‘The Money Store’ grips listeners, meshes sound
Published: Thursday, May 10, 2012
Updated: Thursday, May 10, 2012 18:05
A melodic mix of aggression, complicated beats and an energetic ambience makes heads nod to this digital chaos.
Death Grips, an experimental hip-hop group from Sacramento, released its debut album “The Money Store” on April 24. This magnificent collection of 13 tracks surges through the brain, and one can appreciate the production because it creates a unique medley of two genres that most people listen to apart.
The group is comprised of Stefan Burnett, also known as MC Ride, Zach Hill and Andy Morin, and their most current work matches up to their critically acclaimed 2011 mixtape “Exmilitary.”
Hill, known for his incredibly fast drumming in his solo work and math rock band Hella, assumes his role on the drums. The vocalist Burnett’s deep and raspy voice and abstract lyrics were necessary to make this a real piece of art.
The electronic undertones implemented with MC Ride’s fragmented delivery of words resonate throughout the album, acting as a bind to mend the two genres into one. Yet, that description really does not truly describe the group’s effort because it has attributes similar to many other specific genres as well.
The album is 41 minutes long and it does not really disappoint in any way. Death Grips accomplished something truly different and intriguing.
It could be argued that Death Grips’ mixtape is better in comparison, but it is really just a matter of preference.

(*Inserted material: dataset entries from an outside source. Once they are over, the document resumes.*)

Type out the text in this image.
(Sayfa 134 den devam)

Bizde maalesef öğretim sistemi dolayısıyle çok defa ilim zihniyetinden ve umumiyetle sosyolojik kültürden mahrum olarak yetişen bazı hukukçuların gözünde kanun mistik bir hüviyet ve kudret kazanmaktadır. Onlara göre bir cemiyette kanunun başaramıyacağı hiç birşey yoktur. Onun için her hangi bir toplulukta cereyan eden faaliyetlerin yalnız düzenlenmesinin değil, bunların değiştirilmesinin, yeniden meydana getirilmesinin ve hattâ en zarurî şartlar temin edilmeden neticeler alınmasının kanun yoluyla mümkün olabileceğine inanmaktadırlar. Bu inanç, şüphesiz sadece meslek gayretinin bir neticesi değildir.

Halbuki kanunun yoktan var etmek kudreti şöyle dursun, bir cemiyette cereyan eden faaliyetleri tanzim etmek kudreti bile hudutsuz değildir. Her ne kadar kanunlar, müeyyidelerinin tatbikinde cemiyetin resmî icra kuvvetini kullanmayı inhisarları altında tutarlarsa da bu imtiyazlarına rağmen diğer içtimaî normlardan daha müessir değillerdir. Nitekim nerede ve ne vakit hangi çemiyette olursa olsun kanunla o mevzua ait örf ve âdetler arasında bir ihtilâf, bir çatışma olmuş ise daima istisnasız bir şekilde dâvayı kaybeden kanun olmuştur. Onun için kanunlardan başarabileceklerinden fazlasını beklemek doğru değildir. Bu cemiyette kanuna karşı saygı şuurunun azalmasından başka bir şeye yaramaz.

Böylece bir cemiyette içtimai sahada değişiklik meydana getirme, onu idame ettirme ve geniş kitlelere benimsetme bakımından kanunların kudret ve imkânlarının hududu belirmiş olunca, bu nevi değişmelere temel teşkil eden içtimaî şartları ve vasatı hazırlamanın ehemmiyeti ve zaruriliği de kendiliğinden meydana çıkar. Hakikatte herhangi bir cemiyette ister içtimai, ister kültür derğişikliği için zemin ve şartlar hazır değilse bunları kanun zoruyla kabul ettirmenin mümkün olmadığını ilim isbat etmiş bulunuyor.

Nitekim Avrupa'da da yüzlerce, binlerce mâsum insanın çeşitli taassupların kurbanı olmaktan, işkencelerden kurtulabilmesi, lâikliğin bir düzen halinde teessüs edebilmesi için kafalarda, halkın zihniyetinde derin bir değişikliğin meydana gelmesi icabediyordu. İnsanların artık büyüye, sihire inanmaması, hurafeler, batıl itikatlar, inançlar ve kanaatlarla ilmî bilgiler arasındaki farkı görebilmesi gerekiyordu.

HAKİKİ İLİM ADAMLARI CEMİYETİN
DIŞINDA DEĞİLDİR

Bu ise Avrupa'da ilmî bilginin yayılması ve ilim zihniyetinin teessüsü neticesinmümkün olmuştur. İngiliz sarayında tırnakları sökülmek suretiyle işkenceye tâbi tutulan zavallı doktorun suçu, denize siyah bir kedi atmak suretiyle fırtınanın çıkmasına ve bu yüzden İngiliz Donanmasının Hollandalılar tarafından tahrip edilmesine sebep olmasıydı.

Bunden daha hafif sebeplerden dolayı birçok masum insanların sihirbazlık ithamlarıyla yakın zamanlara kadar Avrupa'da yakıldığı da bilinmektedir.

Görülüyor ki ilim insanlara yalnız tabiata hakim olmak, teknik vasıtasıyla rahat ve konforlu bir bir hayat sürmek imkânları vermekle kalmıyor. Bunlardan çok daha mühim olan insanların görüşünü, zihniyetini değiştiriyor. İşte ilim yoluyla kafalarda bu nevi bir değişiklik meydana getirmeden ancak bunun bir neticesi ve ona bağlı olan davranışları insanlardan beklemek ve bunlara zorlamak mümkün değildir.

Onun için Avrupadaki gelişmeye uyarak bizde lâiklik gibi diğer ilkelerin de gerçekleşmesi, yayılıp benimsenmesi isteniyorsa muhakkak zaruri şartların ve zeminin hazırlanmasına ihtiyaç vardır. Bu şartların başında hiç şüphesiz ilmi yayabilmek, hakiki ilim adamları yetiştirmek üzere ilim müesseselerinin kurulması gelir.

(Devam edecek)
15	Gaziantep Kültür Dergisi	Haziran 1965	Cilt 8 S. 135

This album has a slightly brighter tone than “Exmilitary,” but the songs do deliver the same unique sound and aggression that the band was first noticed for. Yet, much of “The Money Store” in its sound is a bit milder and is not obviously projecting such a dark mood like its predecessor.
As cryptic as the lyrics are, the themes begin to piece together after a couple of listens. Its contents are crude and profanity is abundant, and there are even fetishes and drug usage described. However, it is ingenious how mechanical and hauntingly good it sounds when combined with the instrumentals.
The repetitiveness of notes in songs like the first track, “Get Got,” sucks in listeners by making a surprisingly pleasant layering of sounds. But after the first track and until about midway through the CD, the tracks seem to be decent fillers for the best yet to come.
“Hustle Bones” is a catchy track as the selection escalates from low to high notes throughout the whole song.
The songs “I’ve Seen Footage” and “Hacker” are great examples of incorporating all of the band’s strong points as all members are clearly heard contributing to these songs.
A downside to “The Money Store” is that it feels a bit rushed because already the group plans to release another album this fall. As creative as the group has been, its upcoming release will need to rise above its already high expectations.